HIRSCHMAN ALBERT OTTO (1915-2012)
Albert Otto Hirschman naît le 7 avril 1915 dans une famille juive non pratiquante de la moyenne bourgeoisie berlinoise. Le jeune homme est élève au lycée français et adhère à l'âge de seize ans aux jeunesses sociales-démocrates. Étudiant à Berlin durant l'année 1932-1933, la mort de son père et l'arrivée d'Hitler au pouvoir l'incitent au départ. Il poursuit alors ses études en France (École des hautes études commerciales, Institut de la statistique de la Sorbonne) puis au Royaume-Uni (London School of Economics). En 1936, il s'engage quelques mois en Espagne dans les Brigades internationales. Jusqu'en 1938, il occupe un poste d'assistant à l'université de Trieste où il soutient une thèse sur le franc Poincaré. De retour en France, Hirschman s'enrôle dans l'armée. Installé à Marseille après la débâcle, il s'implique dans un réseau d'aide aux réfugiés. En décembre 1940, il doit se résoudre une nouvelle fois à l'exil, et gagne les États-Unis. En 1941, boursier de la fondation Rockefeller à l'université Berkeley, il travaille à son premier ouvrage, National Power and the Structure of Foreign Trade, qui paraît quatre ans plus tard. Devenu citoyen américain en 1943, il s'engage dans l'armée, qui l'envoie combattre en Afrique du Nord puis en Italie. En 1946, il rejoint le Bureau de la réserve fédérale et travaille dans le cadre du plan Marshall. En 1952, il part en mission en Colombie en tant que conseiller financier du Bureau national de planification puis devient consultant dans le secteur privé. À partir de 1956, il revient enseigner à l'université, d'abord à Yale, puis à Columbia, Harvard et, enfin, Princeton où il prend sa retraite en 1985. Il meurt à Ewing (New Jersey) le 10 décembre 2012.
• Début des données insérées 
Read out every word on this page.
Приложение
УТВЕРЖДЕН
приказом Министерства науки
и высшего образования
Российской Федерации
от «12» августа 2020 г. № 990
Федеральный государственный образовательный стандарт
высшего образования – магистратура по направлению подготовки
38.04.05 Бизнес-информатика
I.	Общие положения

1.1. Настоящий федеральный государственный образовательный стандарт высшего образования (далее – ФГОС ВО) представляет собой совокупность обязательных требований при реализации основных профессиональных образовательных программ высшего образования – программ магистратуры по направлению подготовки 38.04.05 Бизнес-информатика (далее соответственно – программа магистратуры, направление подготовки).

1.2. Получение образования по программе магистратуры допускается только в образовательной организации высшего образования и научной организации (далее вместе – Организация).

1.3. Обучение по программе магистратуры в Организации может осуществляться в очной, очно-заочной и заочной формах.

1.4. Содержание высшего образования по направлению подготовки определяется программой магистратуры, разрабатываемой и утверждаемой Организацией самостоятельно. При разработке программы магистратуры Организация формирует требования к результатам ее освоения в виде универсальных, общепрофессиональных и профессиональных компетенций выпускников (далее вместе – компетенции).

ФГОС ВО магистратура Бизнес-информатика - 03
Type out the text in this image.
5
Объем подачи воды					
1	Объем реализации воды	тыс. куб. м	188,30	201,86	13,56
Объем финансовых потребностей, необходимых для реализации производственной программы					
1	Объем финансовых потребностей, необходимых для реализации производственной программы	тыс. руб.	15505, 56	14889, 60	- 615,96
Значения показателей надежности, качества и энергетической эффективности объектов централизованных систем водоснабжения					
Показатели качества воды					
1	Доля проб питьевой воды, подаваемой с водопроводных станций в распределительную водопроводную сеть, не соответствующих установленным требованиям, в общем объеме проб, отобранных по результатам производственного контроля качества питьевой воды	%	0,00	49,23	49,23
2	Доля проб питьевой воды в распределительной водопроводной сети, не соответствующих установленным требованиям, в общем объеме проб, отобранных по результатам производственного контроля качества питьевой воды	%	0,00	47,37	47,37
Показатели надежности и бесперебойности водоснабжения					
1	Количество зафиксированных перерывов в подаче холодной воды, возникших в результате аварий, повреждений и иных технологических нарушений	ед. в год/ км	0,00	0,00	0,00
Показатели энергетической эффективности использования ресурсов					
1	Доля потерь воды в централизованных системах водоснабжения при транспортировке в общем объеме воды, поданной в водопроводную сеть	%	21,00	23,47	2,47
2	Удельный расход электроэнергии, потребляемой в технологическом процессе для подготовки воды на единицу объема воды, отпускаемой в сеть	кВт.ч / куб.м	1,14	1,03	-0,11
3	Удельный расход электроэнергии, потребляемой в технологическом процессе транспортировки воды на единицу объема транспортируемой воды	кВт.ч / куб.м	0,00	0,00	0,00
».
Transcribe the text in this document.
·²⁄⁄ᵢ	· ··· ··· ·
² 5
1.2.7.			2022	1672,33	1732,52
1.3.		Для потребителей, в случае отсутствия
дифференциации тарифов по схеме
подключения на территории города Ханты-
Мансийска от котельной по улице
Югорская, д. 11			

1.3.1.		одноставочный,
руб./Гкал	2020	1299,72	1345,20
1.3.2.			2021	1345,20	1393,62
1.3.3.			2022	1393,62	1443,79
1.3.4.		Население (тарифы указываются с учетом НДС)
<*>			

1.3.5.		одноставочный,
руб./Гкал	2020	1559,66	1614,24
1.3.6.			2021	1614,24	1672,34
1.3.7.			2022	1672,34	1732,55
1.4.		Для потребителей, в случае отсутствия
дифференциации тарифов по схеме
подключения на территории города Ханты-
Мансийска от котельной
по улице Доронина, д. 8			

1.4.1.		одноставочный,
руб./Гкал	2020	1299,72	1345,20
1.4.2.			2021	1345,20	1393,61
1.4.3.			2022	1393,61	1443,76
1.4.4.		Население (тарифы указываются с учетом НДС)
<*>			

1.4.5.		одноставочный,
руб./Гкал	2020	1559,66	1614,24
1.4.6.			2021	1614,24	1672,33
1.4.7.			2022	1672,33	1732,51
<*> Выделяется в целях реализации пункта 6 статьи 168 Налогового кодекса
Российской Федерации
L'œuvre d'Hirschman rayonne largement au-delà de l'économie, vers les sciences politiques et la sociologie en particulier. Elle est à la fois brillante, hétérodoxe et porteuse d'une exigence démocratique sans faille. Les premiers travaux sur le développement doivent beaucoup à l'expérience colombienne, où le jeune économiste constate avec irritation que les experts américains ne font qu'appliquer des schémas technocratiques sans tenir compte de la réalité du pays et de la rationalité cachée de ses habitants. Hirschman propose un paradigme alternatif dont il livre les clés dans The Strategy of EconomicDevelopement (1958), JourneysTowards Progress (1963), DevelopmentProjectsObserved (1967) et enfin A Bias for Hope (1971). Pour faciliter le développement, il importe moins de combiner de façon optimale les facteurs de production et d'assurer la croissance conjointe de toutes les branches d'activité que de cultiver le déséquilibre. À cette fin, les « effets de liaisons » sont d'utiles alliés. Le fait de favoriser la croissance d'un secteur particulier n'est pas une absurdité puisque celle-ci peut entraîner, par induction, celle de branches d'activités complémentaires. De même, contrairement à ce qui est habituellement préconisé, Hirschman suggère d'équiper les pays sous-développés en outillage complexe et exigeant, de manière à faire croître très rapidement, presque sous contrainte, la qualification de leurs utilisateurs. Il n'existe pas, ajoute Hirschman, un modèle unique, linéaire et optimal de développement.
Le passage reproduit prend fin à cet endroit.